Mi viene un primo attacco di panico nel pensare all’atterraggio a Ezeiza, ai radar spesso guasti. Penso al caos dell’aeroporto, alle code interminabili alla dogana, ai documenti miei e dei bambini da presentare (chi il passaporto argentino, chi quello italiano, la residenza, il certificato di nascita, la “radicación permanente”, l’autorizzazione notarile…) e poi le ore ad aspettare le valige e a sdoganarle, una a una ai metal detector, il che provoca delle file interminabili di gente sudata che scarica e ricarica pacchi e valigioni dai carrelli sbilenchi. Penso egoisticamente a come far passare inosservati i miei due chili di parmigiano, i due Negronetti e la bottarga, ma soprattutto i mille dollari che i genitori di Aisha (l’amica undicenne di mia figlia che è venuta in Italia con noi), mi avevano dato per eventuali emergenze.

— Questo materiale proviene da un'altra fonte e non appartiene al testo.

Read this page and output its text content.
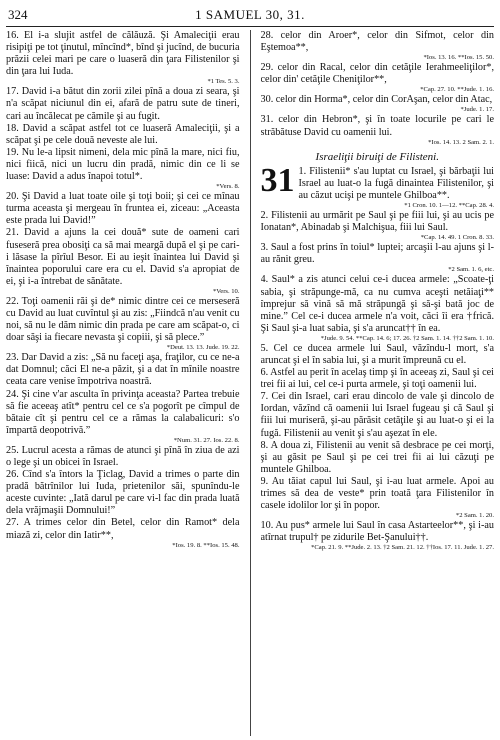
324	1 SAMUEL 30, 31.

16. El i-a slujit astfel de călăuză. Şi Amaleciţii erau risipiţi pe tot ţinutul, mîncînd*, bînd şi jucînd, de bucuria prăzii celei mari pe care o luaseră din ţara Filistenilor şi din ţara lui Iuda.

*1 Tes. 5. 3.

17. David i-a bătut din zorii zilei pînă a doua zi seara, şi n'a scăpat niciunul din ei, afară de patru sute de tineri, cari au încălecat pe cămile şi au fugit.

18. David a scăpat astfel tot ce luaseră Amaleciţii, şi a scăpat şi pe cele două neveste ale lui.

19. Nu le-a lipsit nimeni, dela mic pînă la mare, nici fiu, nici fiică, nici un lucru din pradă, nimic din ce li se luase: David a adus înapoi totul*.

*Vers. 8.

20. Şi David a luat toate oile şi toţi boii; şi cei ce mînau turma aceasta şi mergeau în fruntea ei, ziceau: „Aceasta este prada lui David!”

21. David a ajuns la cei două* sute de oameni cari fuseseră prea obosiţi ca să mai meargă după el şi pe cari-i lăsase la pîrîul Besor. Ei au ieşit înaintea lui David şi înaintea poporului care era cu el. David s'a apropiat de ei, şi i-a întrebat de sănătate.

*Vers. 10.

22. Toţi oamenii răi şi de* nimic dintre cei ce merseseră cu David au luat cuvîntul şi au zis: „Fiindcă n'au venit cu noi, să nu le dăm nimic din prada pe care am scăpat-o, ci doar săşi ia fiecare nevasta şi copiii, şi să plece.”

*Deut. 13. 13. Jude. 19. 22.

23. Dar David a zis: „Să nu faceţi aşa, fraţilor, cu ce ne-a dat Domnul; căci El ne-a păzit, şi a dat în mînile noastre ceata care venise împotriva noastră.

24. Şi cine v'ar asculta în privinţa aceasta? Partea trebuie să fie aceeaş atît* pentru cel ce s'a pogorît pe cîmpul de bătaie cît şi pentru cel ce a rămas la calabalicuri: s'o împartă deopotrivă.”

*Num. 31. 27. Ios. 22. 8.

25. Lucrul acesta a rămas de atunci şi pînă în ziua de azi o lege şi un obicei în Israel.

26. Cînd s'a întors la Ţiclag, David a trimes o parte din pradă bătrînilor lui Iuda, prietenilor săi, spunîndu-le aceste cuvinte: „Iată darul pe care vi-l fac din prada luată dela vrăjmaşii Domnului!”

27. A trimes celor din Betel, celor din Ramot* dela miază zi, celor din Iatir**,

*Ios. 19. 8. **Ios. 15. 48.

28. celor din Aroer*, celor din Sifmot, celor din Eştemoa**,

*Ios. 13. 16. **Ios. 15. 50.

29. celor din Racal, celor din cetăţile Ierahmeeliţilor*, celor din' cetăţile Cheniţilor**,

*Cap. 27. 10. **Jude. 1. 16.

30. celor din Horma*, celor din CorAşan, celor din Atac,

*Jude. 1. 17.

31. celor din Hebron*, şi în toate locurile pe cari le străbătuse David cu oamenii lui.

*Ios. 14. 13. 2 Sam. 2. 1.
Israeliţii biruiţi de Filisteni.
31 1. Filistenii* s'au luptat cu Israel, şi bărbaţii lui Israel au luat-o la fugă dinaintea Filistenilor, şi au căzut ucişi pe muntele Ghilboa**.

*1 Cron. 10. 1—12. **Cap. 28. 4.

2. Filistenii au urmărit pe Saul şi pe fiii lui, şi au ucis pe Ionatan*, Abinadab şi Malchişua, fiii lui Saul.

*Cap. 14. 49. 1 Cron. 8. 33.

3. Saul a fost prins în toiul* luptei; arcaşii l-au ajuns şi l-au rănit greu.

*2 Sam. 1. 6, etc.

4. Saul* a zis atunci celui ce-i ducea armele: „Scoate-ţi sabia, şi străpunge-mă, ca nu cumva aceşti netăiaţi** împrejur să vină să mă străpungă şi să-şi bată joc de mine.” Cel ce-i ducea armele n'a voit, căci îi era †frică. Şi Saul şi-a luat sabia, şi s'a aruncat†† în ea.

*Jude. 9. 54. **Cap. 14. 6; 17. 26. †2 Sam. 1. 14. ††2 Sam. 1. 10.

5. Cel ce ducea armele lui Saul, văzîndu-l mort, s'a aruncat şi el în sabia lui, şi a murit împreună cu el.

6. Astfel au perit în acelaş timp şi în aceeaş zi, Saul şi cei trei fii ai lui, cel ce-i purta armele, şi toţi oamenii lui.

7. Cei din Israel, cari erau dincolo de vale şi dincolo de Iordan, văzînd că oamenii lui Israel fugeau şi că Saul şi fiii lui muriseră, şi-au părăsit cetăţile şi au luat-o şi ei la fugă. Filistenii au venit şi s'au aşezat în ele.

8. A doua zi, Filistenii au venit să desbrace pe cei morţi, şi au găsit pe Saul şi pe cei trei fii ai lui căzuţi pe muntele Ghilboa.

9. Au tăiat capul lui Saul, şi i-au luat armele. Apoi au trimes să dea de veste* prin toată ţara Filistenilor în casele idolilor lor şi în popor.

*2 Sam. 1. 20.

10. Au pus* armele lui Saul în casa Astarteelor**, şi i-au atîrnat trupul† pe zidurile Bet-Şanului††.

*Cap. 21. 9. **Jude. 2. 13. †2 Sam. 21. 12. ††Ios. 17. 11. Jude. 1. 27.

Non avevo avuto il coraggio di chiedergli come li avessero trovati: prima di partire ero stata nella mia banca di Buenos Aires ma, nel tentativo invano di ritirare i dollari dal mio conto, la signorina allo sportello mi rispose che l’AFIP(Administración Federal de Ingresos Públicos) non autorizzava l’operazione. Così sono partita senza un centesimo. Per fortuna sono italiana e, atterrata a Linate, ho prelevato gli Euro a un Bancomat e mi sono salvata.
Apro la tendina del finestrino. C’è un’alba meravigliosa. Sarà una bellissima giornata. In Argentina è ancora estate e mi diletto nel pensare al cielo limpido, al sole caldo, al verde del parco davanti a casa. Finalmente toglierò le calze, metterò via il piumino, e raccoglierò le zucchine che ho piantato in terrazzo, ovviamente con semi di produzione italiana. Con questo italian touch l’Argentina ha tutto un altro sapore.

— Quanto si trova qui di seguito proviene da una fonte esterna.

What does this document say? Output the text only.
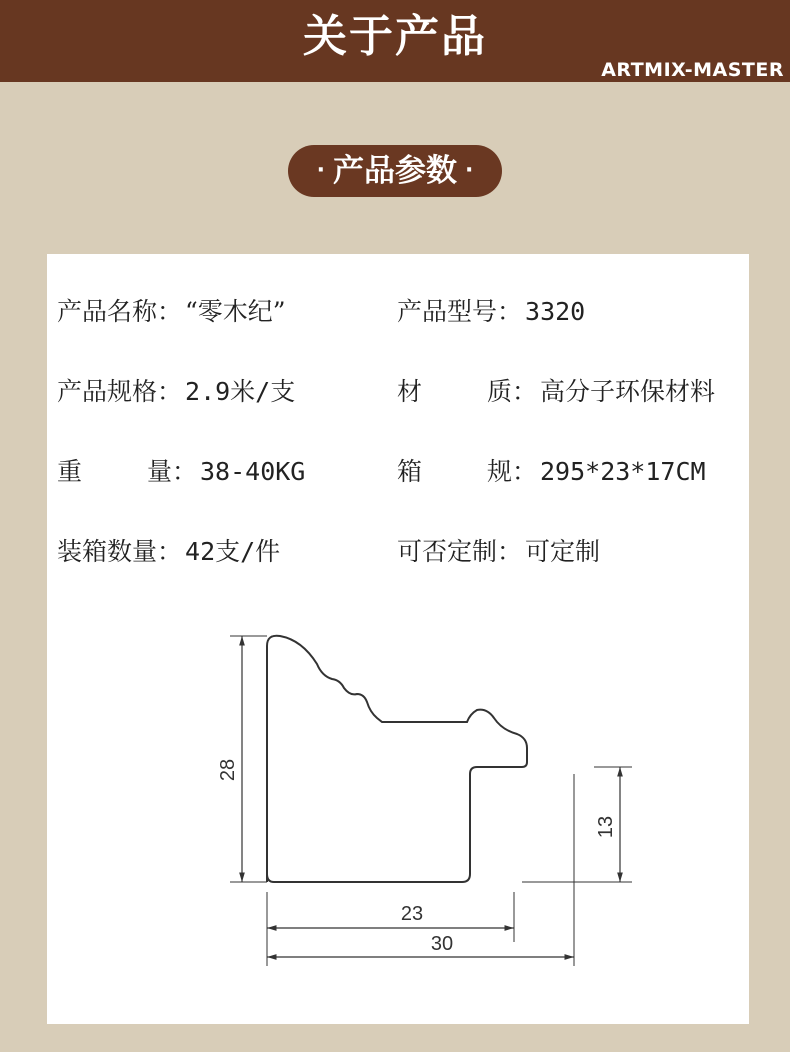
关于产品
ARTMIX-MASTER
· 产品参数 ·
产品名称： “零木纪”	产品型号： 3320
产品规格： 2.9米/支	材质： 高分子环保材料
重量： 38-40KG	箱规： 295*23*17CM
装箱数量： 42支/件	可否定制： 可定制
28
13
23
30
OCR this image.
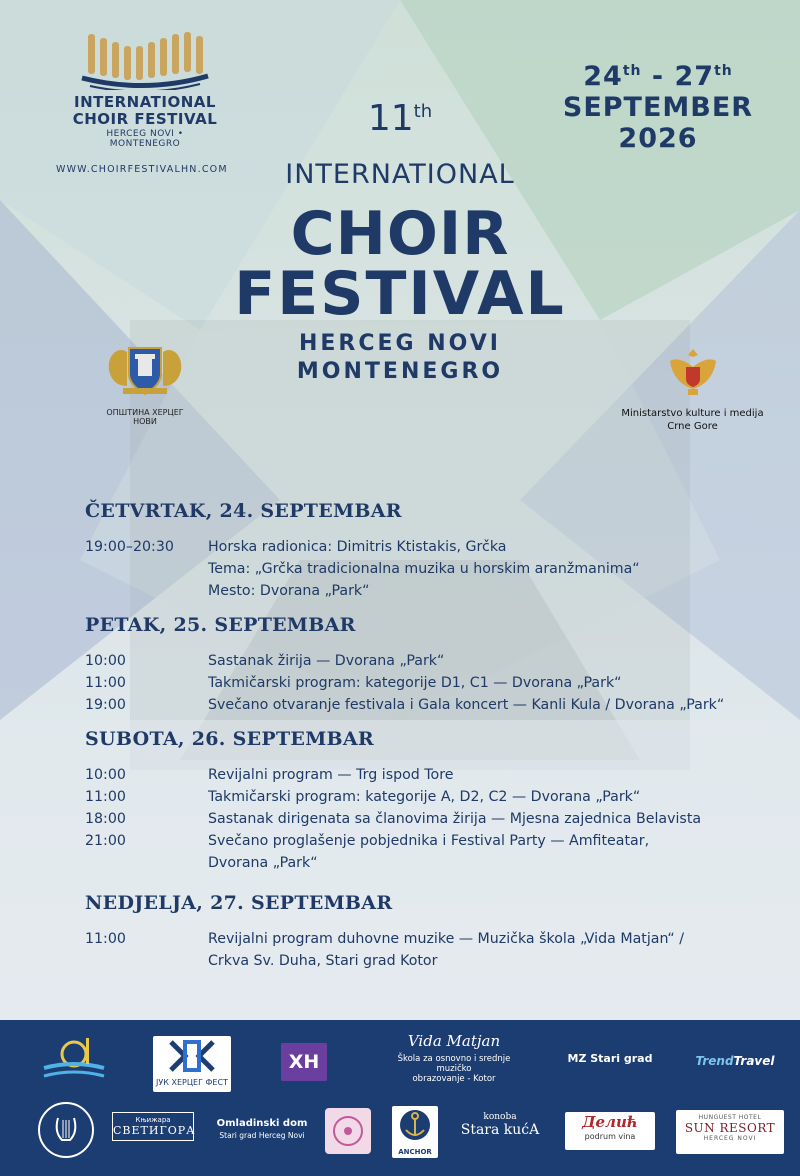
INTERNATIONAL
CHOIR FESTIVAL
HERCEG NOVI • MONTENEGRO
WWW.CHOIRFESTIVALHN.COM
24th - 27th
SEPTEMBER
2026
11th
INTERNATIONAL
CHOIR
FESTIVAL
HERCEG NOVI
MONTENEGRO
ОПШТИНА ХЕРЦЕГ НОВИ
Ministarstvo kulture i medija
Crne Gore
ČETVRTAK, 24. SEPTEMBAR
19:00–20:30	Horska radionica: Dimitris Ktistakis, Grčka
Tema: „Grčka tradicionalna muzika u horskim aranžmanima“
Mesto: Dvorana „Park“
PETAK, 25. SEPTEMBAR
10:00	Sastanak žirija — Dvorana „Park“
11:00	Takmičarski program: kategorije D1, C1 — Dvorana „Park“
19:00	Svečano otvaranje festivala i Gala koncert — Kanli Kula / Dvorana „Park“
SUBOTA, 26. SEPTEMBAR
10:00	Revijalni program — Trg ispod Tore
11:00	Takmičarski program: kategorije A, D2, C2 — Dvorana „Park“
18:00	Sastanak dirigenata sa članovima žirija — Mjesna zajednica Belavista
21:00	Svečano proglašenje pobjednika i Festival Party — Amfiteatar,
Dvorana „Park“
NEDJELJA, 27. SEPTEMBAR
11:00	Revijalni program duhovne muzike — Muzička škola „Vida Matjan“ /
Crkva Sv. Duha, Stari grad Kotor
ЈУК ХЕРЦЕГ ФЕСТ
XH
Vida Matjan
Škola za osnovno i srednje muzičko
obrazovanje - Kotor
MZ Stari grad	TrendTravel
Књижара
СВЕТИГОРА
Omladinski dom
Stari grad Herceg Novi
ANCHOR
konoba
Stara kućA	Делић
podrum vina
HUNGUEST HOTEL
SUN RESORT
HERCEG NOVI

Guardo la massa d’acqua marrone del Rio de la Plata sotto di noi, in cui riverbera un sole generoso, e il mio sguardo si perde nell’immensità verde della Pampa tutto intorno. Penso alla luce e alla vitalità delle giornate argentine e ai suoi ritmi incalzanti. “Quanto amo questo paese”, penso per un istante, ma l’applauso all’atterraggio rovina quel pensiero idilliaco. E’ come se in treno quando arrivi in stazione, cominciassi a battere le mani, un’azione che forse in Argentina sarebbe lecita. Al “kiosko” compro il quotidiano La Nación: in prima pagina un altro incidente sulle ferrovie argentine. Per fortuna non ci sono vittime, questa volta solo feriti. Inevitabilmente ripenso all’incidente di quindici giorni fa e mi torna l’amaro in bocca. Quell’amaro che contrasta quotidianamente il dolce vivere di questo paese sprecato.